Une nouvelle réglementation qui change tout

Lewis Hamilton a pris la défense des voitures de F1 prévues pour 2026, en affirmant qu’elles offrent davantage de plaisir de pilotage que toutes celles qu’il a connues jusqu’ici. Une prise de position plutôt nette pour quelqu’un qui a passé deux décennies à voir la discipline se réinventer régulièrement, parfois avec le sens du spectacle d’un formulaire administratif.

Les monoplaces concernées par cette nouvelle réglementation subissent de profonds changements, notamment au niveau de l’aérodynamique et des groupes propulseurs. Résultat, la manière de chercher la performance a elle aussi été bouleversée, avec un accent beaucoup plus fort mis sur la récupération et le déploiement de l’énergie.

Le fameux effet « yo-yo »

En conditions de course, cela crée un problème bien connu: après un dépassement, les pilotes peuvent avoir du mal à conserver leur position, notamment parce que leur batterie se vide plus vite qu’ils ne le souhaiteraient. Certains y voient un défaut de spectacle. Hamilton, lui, relativise.

Selon le septuple champion du monde, ce phénomène ressemble surtout à ce qu’on voit en karting, où les écarts se font et se refont sans cesse. Il a expliqué à plusieurs médias, dont RacingNews365, que personne ne qualifie pourtant le karting de « course en yo-yo ». En clair, ce que la F1 présente comme un problème technique ressemble, dans son esprit, à une vieille habitude du sport automobile.

Une voiture plus facile à suivre

Hamilton dispute cette année sa 20e campagne en F1 et a donc vu passer un nombre respectable de changements de règlement. Il a surtout souligné un avantage majeur des voitures actuelles par rapport aux générations précédentes: leur capacité à suivre un rival dans les virages rapides sans perdre immédiatement tout le bénéfice aérodynamique.

Pour lui, c’est même là que se trouve le cœur d’une bonne course.

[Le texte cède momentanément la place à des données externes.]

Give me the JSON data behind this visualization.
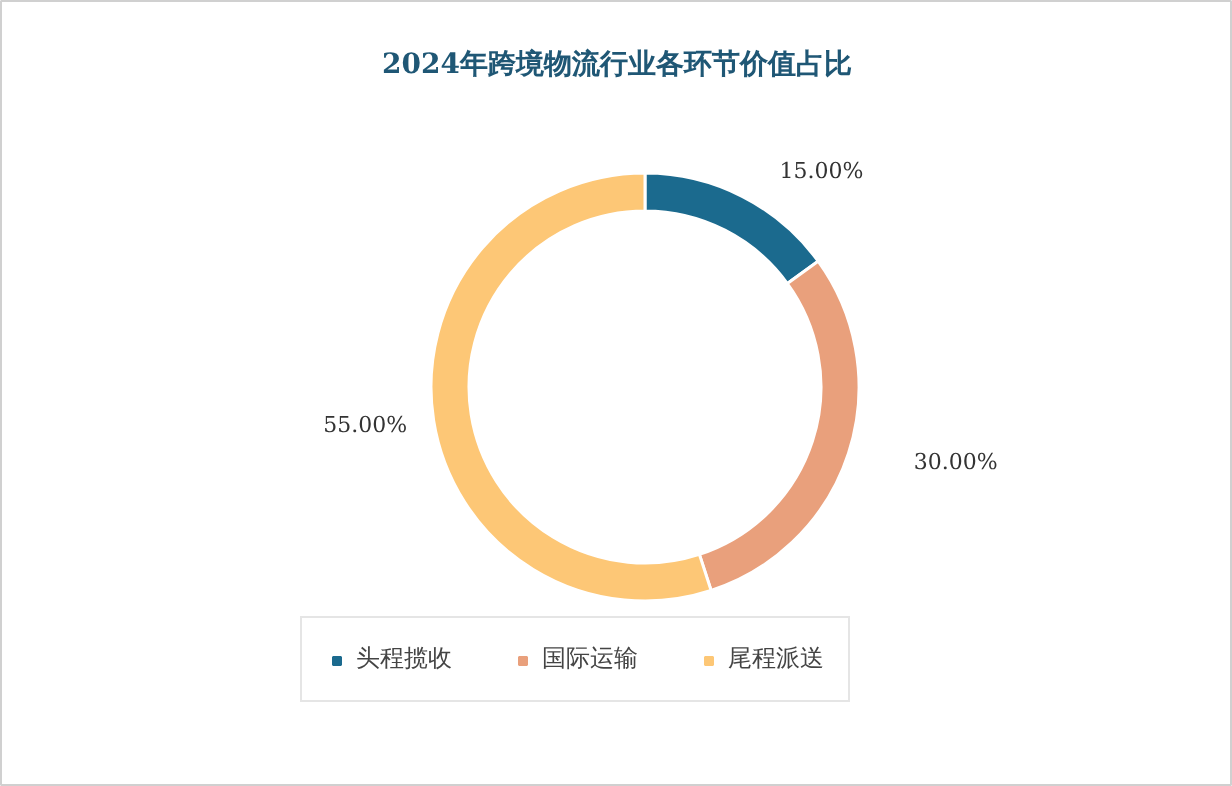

« C’est la meilleure forme de compétition, et la F1 n’a pas été la meilleure forme de course depuis très longtemps », a-t-il estimé.

Il a aussi résumé son point de vue en affirmant que, sur les voitures qu’il a conduites en 20 ans, celle-ci est la seule avec laquelle il peut réellement rester dans le sillage d’un adversaire dans les enchaînements à haute vitesse sans tout perdre au passage.

En somme, Hamilton voit dans ces nouvelles machines moins une contrainte qu’une évolution bienvenue. Ce qui, en F1, est déjà presque une révolution.